Welland MPP getting involved in fight to help St. Catharines family facing deportation

Welland MPP Cindy Forster getting involved in efforts to help a St. Catharines family facing deportation to Jamaica. 

Natasha Gordon-Jones and her family are scheduled to be deported  February 24th.

Forster has written an urgent letter to Immigration Minister Ahmed Hussen asking him to grant their appeal to stay. 

Gordon-Jones and her three children fled Jamaica after her husband was shot and killed on his way work at a scrap metal business in 2011. 

Gordon-Jones’ youngest son, Michael has been diagnosed with sickle cell anemia and gets treatment in Hamilton.  

Her daughter is married to a Canadian, but she is also facing deportation. 

Her eldest son is a straight A student at Holy Cross Catholic Secondary School and has been accepted into Brock and Carleton University for aerospace engineering.

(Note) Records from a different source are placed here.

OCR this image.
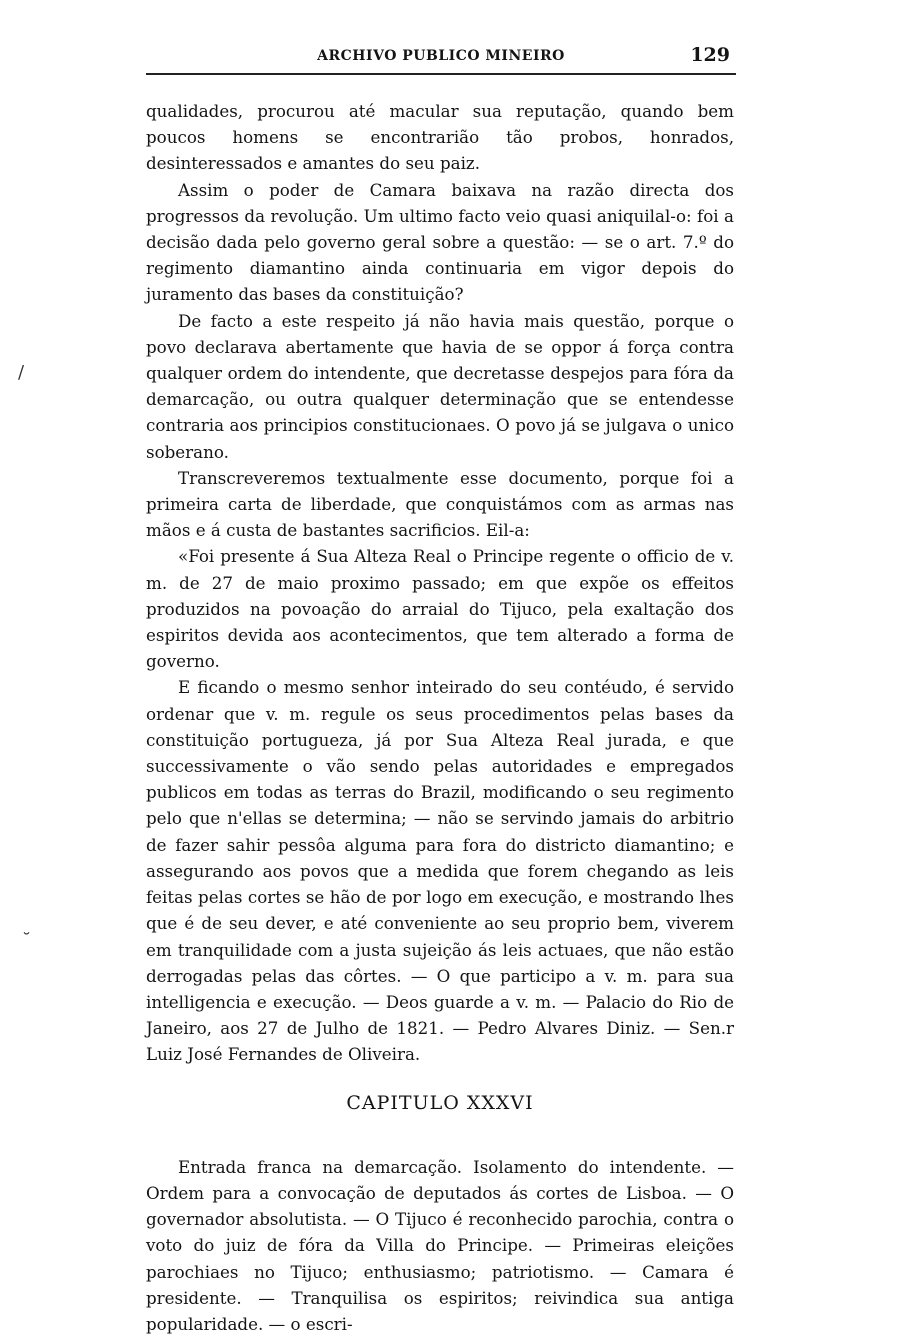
ARCHIVO PUBLICO MINEIRO	129
/
˘

qualidades, procurou até macular sua reputação, quando bem poucos homens se encontrarião tão probos, honrados, desinteressados e amantes do seu paiz.

Assim o poder de Camara baixava na razão directa dos progressos da revolução. Um ultimo facto veio quasi aniquilal-o: foi a decisão dada pelo governo geral sobre a questão: — se o art. 7.º do regimento diamantino ainda continuaria em vigor depois do juramento das bases da constituição?

De facto a este respeito já não havia mais questão, porque o povo declarava abertamente que havia de se oppor á força contra qualquer ordem do intendente, que decretasse despejos para fóra da demarcação, ou outra qualquer determinação que se entendesse contraria aos principios constitucionaes. O povo já se julgava o unico soberano.

Transcreveremos textualmente esse documento, porque foi a primeira carta de liberdade, que conquistámos com as armas nas mãos e á custa de bastantes sacrificios. Eil-a:

«Foi presente á Sua Alteza Real o Principe regente o officio de v. m. de 27 de maio proximo passado; em que expõe os effeitos produzidos na povoação do arraial do Tijuco, pela exaltação dos espiritos devida aos acontecimentos, que tem alterado a forma de governo.

E ficando o mesmo senhor inteirado do seu contéudo, é servido ordenar que v. m. regule os seus procedimentos pelas bases da constituição portugueza, já por Sua Alteza Real jurada, e que successivamente o vão sendo pelas autoridades e empregados publicos em todas as terras do Brazil, modificando o seu regimento pelo que n'ellas se determina; — não se servindo jamais do arbitrio de fazer sahir pessôa alguma para fora do districto diamantino; e assegurando aos povos que a medida que forem chegando as leis feitas pelas cortes se hão de por logo em execução, e mostrando lhes que é de seu dever, e até conveniente ao seu proprio bem, viverem em tranquilidade com a justa sujeição ás leis actuaes, que não estão derrogadas pelas das côrtes. — O que participo a v. m. para sua intelligencia e execução. — Deos guarde a v. m. — Palacio do Rio de Janeiro, aos 27 de Julho de 1821. — Pedro Alvares Diniz. — Sen.r Luiz José Fernandes de Oliveira.

CAPITULO XXXVI

Entrada franca na demarcação. Isolamento do intendente. — Ordem para a convocação de deputados ás cortes de Lisboa. — O governador absolutista. — O Tijuco é reconhecido parochia, contra o voto do juiz de fóra da Villa do Principe. — Primeiras eleições parochiaes no Tijuco; enthusiasmo; patriotismo. — Camara é presidente. — Tranquilisa os espiritos; reivindica sua antiga popularidade. — o escri-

When asked by CKTB, St. Catharines MP Chris Bittle said he was aware of the case and working with the Minister but couldn't comment further due to privacy issues.

 

Forster's letter below: 

February 8, 2017                                                                                                              

 

The Honourable Ahmed D. Hussen, M.P.                                              URGENT

Minister of Immigration, Refugees and Citizenship

365 Laurier Avenue West

Ottawa, Ontario   K1A 1L1

 

Dear Minister Hussen:

 

As the newly appointed Minister of Immigration and as someone who came to this country as a refugee from war torn Somalia at the age of 16, I am asking for your urgent intervention to prevent a the deportation of a family in my riding on February 24th by Canada Border Service Agency, that may erase any hope of the future that Canada promises them.

 

Natasha Gordon-Jones came to Canada after her husband was murdered in Jamaica in 2011. She is a widowed mother of three children. Ms. Gordon-Jones and her children have close community ties in the Niagara region. All of her children attend school and her eldest son, Joshua-Lee Jones, is a senior at Holy Cross Catholic High school, who has been accepted to both Brock University and Carleton University engineering programs this fall.

 

Ms. Jones’ refugee status application was initially dismissed in early 2014 simply as a result of a previous lawyer omitting relevant and important facts from their appeal.

 

Given this information, it’s unacceptable that this family is forced from a country they have called home for the last five years I am urging you to do the right thing and take this information into account in granting their appeal to stay. 

 

I understand the family kept its deportation fights a secret, until one of her sons, 17-year-old Joshua-Lee Jones, told his Grade 12 English class at Holy Cross Catholic High School two weeks ago to the shock of his classmates and staff at the school. Natasha fears their lives will be in jeopardy if they are sent back to Jamaica this month. She has spent the last five years in St. Catharines and has exhausted all efforts to stay in Canada. She has spent $25,000 on legal fees to stay in a country her and her family love.

 

As a fellow elected official tasked with doing what’s right for our communities, I am urging you to side step bureaucracy, do what’s right for this family, the community and the youth at Holy Cross High and rescind this deportation order. We owe it to the values that we stand by as Canadians to ensure that we don’t send this family back to a place that may have potentially deadly consequences for them.

 

Your time and urgent attention to this matter is appreciated.

 

I look forward to your prompt reply.